While the Catamounts celebrated the school’s fifth title in school history on Saturday at McEachern High School with a 4-1 win over Gainesville, many players were supported by those who have experienced it themselves — their brothers.

Brothers Cristian and Hernan Saldana, 2015 and 2016 Dalton High graduates, respectively, watched from the front row as senior and second-youngest of the family Tony Saldana led the Catamounts to the win with two goals. What was the first state title for Tony Saldana made the elder brothers realize just how much winning their titles with Dalton — 2013, 2014 and 2015 — meant to them.

"Since we were little we were always ready for it," Hernan Saldana said. "At that point, we were always more anxious to get (to the state championship) than nervous.

"I definitely miss that high school atmosphere because there's so many people here."

Watching their baby brother finally get his title was something Cristian Saldana said he couldn’t describe. Tony Saldana scored both of his goals before halftime.

"It's amazing. I'm speechless," Cristian Saldana. "It's his senior year, so I'm pretty sure this means everything to him. Ever since the beginning of the season, he's just been talking about how bad he wants this."

Besides the Saldanas, there was plenty more brotherly love to go around at Saturday's game.

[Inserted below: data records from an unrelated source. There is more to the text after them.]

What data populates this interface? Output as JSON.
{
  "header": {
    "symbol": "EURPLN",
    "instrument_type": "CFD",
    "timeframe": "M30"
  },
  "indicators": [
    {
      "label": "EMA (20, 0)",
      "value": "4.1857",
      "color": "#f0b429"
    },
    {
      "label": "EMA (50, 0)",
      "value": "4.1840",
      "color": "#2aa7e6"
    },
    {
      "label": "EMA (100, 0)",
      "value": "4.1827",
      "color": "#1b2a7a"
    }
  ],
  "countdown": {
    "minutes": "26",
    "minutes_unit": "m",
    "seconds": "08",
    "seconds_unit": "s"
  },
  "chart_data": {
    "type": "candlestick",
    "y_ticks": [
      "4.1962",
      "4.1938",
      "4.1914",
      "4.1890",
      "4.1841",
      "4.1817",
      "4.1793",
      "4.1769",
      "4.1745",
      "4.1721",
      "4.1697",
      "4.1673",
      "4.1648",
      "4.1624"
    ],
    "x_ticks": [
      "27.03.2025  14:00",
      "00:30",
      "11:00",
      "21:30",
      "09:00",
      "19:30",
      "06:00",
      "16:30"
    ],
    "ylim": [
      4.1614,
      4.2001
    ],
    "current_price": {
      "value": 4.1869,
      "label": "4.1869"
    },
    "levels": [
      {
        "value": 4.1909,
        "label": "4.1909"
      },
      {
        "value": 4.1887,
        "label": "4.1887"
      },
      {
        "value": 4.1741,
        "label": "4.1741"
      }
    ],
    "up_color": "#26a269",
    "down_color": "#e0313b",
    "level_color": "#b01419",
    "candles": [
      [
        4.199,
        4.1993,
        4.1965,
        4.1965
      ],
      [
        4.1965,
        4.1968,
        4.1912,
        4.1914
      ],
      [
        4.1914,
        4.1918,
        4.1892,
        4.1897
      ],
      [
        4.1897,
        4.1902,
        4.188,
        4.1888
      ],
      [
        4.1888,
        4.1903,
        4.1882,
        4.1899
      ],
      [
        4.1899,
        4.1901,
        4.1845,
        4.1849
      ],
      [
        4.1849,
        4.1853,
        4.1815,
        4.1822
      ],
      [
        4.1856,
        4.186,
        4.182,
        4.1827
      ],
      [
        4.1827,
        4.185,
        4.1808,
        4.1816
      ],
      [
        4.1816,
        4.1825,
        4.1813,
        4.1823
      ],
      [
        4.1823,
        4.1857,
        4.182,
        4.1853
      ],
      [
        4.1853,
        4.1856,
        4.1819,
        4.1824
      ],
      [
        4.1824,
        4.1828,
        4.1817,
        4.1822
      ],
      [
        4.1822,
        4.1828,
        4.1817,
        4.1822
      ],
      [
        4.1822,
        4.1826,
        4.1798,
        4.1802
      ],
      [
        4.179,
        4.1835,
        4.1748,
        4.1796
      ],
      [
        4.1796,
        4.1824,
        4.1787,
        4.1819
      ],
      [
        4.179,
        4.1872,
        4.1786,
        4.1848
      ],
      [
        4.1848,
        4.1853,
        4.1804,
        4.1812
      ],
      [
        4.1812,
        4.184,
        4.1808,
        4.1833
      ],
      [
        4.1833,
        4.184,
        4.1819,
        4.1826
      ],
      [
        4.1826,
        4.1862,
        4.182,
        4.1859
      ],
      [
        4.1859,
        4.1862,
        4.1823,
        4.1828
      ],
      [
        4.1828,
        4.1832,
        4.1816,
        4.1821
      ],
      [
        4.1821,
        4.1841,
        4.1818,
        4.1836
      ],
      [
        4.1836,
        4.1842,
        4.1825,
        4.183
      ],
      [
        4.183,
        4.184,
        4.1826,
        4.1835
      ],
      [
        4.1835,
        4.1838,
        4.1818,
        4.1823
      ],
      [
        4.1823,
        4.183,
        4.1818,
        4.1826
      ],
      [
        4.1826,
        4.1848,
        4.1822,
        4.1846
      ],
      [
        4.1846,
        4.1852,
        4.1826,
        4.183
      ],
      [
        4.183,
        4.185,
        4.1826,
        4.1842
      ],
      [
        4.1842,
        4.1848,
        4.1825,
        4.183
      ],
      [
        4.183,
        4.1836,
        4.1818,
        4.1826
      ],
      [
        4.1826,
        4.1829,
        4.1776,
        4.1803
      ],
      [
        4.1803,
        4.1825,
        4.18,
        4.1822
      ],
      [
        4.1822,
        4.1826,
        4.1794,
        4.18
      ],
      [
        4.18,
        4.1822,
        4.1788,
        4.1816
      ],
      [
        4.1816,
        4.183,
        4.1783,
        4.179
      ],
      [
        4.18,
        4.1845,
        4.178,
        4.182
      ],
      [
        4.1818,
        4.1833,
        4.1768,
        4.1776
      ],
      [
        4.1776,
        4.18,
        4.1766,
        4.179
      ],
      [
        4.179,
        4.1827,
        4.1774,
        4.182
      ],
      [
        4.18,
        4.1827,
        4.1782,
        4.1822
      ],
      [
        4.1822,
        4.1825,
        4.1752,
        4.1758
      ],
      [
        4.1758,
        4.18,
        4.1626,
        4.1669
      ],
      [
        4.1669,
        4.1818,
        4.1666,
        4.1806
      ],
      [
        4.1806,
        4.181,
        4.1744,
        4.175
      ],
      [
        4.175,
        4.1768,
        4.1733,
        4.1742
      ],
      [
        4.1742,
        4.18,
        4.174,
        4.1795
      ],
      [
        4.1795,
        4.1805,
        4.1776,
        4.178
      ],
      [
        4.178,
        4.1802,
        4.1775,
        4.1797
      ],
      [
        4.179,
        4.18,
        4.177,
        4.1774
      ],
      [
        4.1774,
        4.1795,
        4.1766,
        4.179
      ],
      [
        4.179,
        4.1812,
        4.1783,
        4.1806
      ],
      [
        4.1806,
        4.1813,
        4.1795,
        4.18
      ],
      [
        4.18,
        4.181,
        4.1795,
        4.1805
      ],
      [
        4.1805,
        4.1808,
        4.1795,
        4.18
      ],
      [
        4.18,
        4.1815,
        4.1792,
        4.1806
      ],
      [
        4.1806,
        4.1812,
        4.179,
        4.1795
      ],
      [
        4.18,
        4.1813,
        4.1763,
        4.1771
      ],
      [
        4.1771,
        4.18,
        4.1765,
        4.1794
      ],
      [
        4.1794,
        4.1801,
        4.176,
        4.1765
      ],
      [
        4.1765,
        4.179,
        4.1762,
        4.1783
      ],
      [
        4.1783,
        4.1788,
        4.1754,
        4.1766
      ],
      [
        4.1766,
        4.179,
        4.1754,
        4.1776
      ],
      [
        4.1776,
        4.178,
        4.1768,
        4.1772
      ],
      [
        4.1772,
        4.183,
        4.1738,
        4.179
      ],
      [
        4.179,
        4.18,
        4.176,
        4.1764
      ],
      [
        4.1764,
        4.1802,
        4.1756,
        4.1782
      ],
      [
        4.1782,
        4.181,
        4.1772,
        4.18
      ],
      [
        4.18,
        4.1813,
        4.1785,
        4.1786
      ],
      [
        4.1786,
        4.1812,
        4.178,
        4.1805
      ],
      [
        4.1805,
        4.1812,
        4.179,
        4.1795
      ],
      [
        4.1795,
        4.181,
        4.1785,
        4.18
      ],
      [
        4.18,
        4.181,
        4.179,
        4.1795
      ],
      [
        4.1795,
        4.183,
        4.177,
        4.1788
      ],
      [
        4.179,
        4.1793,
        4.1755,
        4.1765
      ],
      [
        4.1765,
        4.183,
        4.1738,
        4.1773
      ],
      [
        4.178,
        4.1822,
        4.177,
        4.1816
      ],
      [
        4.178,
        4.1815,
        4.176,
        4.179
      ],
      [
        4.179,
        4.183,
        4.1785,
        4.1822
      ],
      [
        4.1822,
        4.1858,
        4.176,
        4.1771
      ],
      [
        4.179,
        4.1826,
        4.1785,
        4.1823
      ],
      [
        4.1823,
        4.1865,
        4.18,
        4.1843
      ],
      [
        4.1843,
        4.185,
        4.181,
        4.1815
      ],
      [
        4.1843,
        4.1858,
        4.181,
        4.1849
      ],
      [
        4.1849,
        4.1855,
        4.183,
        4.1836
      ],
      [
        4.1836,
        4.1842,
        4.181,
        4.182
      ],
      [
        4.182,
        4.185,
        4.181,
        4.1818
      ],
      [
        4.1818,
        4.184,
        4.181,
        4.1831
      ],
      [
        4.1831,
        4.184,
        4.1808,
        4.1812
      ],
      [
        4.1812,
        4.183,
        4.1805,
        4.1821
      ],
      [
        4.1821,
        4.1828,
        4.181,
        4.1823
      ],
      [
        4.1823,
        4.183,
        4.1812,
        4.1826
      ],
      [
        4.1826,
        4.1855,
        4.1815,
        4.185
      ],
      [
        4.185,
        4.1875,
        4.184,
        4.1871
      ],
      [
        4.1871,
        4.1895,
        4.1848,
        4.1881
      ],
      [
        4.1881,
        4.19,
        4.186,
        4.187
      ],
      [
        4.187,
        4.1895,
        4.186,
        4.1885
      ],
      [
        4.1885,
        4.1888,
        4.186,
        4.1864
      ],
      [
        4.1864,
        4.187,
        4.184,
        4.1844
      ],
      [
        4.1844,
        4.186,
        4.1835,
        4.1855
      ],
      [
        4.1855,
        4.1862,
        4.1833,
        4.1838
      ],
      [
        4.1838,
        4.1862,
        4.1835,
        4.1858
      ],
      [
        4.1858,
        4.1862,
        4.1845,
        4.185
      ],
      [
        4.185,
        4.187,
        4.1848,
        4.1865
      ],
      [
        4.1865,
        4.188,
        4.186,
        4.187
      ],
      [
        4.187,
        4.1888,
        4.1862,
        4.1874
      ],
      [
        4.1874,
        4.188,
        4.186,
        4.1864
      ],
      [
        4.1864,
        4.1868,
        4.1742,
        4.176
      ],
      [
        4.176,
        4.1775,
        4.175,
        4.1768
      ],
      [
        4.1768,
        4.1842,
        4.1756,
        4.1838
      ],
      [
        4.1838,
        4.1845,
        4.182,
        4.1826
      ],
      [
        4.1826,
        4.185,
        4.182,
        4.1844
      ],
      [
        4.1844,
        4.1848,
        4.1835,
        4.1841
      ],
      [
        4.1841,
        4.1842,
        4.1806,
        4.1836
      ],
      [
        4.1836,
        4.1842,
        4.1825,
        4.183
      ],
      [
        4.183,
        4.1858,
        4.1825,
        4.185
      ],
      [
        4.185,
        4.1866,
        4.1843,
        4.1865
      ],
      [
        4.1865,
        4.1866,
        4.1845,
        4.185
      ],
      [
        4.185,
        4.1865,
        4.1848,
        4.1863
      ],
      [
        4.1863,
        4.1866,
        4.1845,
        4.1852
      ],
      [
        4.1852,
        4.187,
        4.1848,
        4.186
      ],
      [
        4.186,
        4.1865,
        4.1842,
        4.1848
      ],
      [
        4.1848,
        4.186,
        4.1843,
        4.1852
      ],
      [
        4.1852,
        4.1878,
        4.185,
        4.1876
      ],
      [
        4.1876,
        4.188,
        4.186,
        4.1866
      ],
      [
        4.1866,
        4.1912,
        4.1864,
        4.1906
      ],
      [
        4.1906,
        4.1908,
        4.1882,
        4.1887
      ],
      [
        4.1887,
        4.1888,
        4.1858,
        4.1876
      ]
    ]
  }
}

Senior Ivan Mora's brother and former Catamount Eder Mora, a 2015 graduate now playing soccer at the University of Alabama at Birmingham, was cheering like he was at a professional soccer game. Ivan Mora sat out the championship game with an injured knee, but hugged his fellow teammates tightly after the final whistle.

"When (Eder) was in high school, I watched him work for his state championships and I just wanted to follow that up," he said. "Unfortunately he ended with more than me, but I'm thankful to have this one. I know he really wanted me to win one, too, because he sees how much effort and practice we put into it."

Adding to the Catamounts' cheering section, senior Harrison Fraire had a brother, Samuel, in attendance, while junior Miguel Perez's brother, Gerardo, also watched from the front row. Many other former Catamounts showed up to support the team, whether or not they had a blood-brother on the roster.

"Ultimately, the brotherhood is what gets you through it," Hernan Saldana said.

As he ran up and down the field Saturday, Tony Saldana was focused on making his final goal a reality. But he still said he could feel the support.

"It's been three years my brothers have been bugging me about not having a ring," he said. "They don't have any room to talk anymore.

"It's been such an unforgettable journey that I will remember for the rest of my life. It means everything that they are here. It's crazy to see all these people, but they are the only ones I hear. Everyone else in the atmosphere is great, but there are always certain voices I hear over the thousand in the crowd, and they are definitely some of them."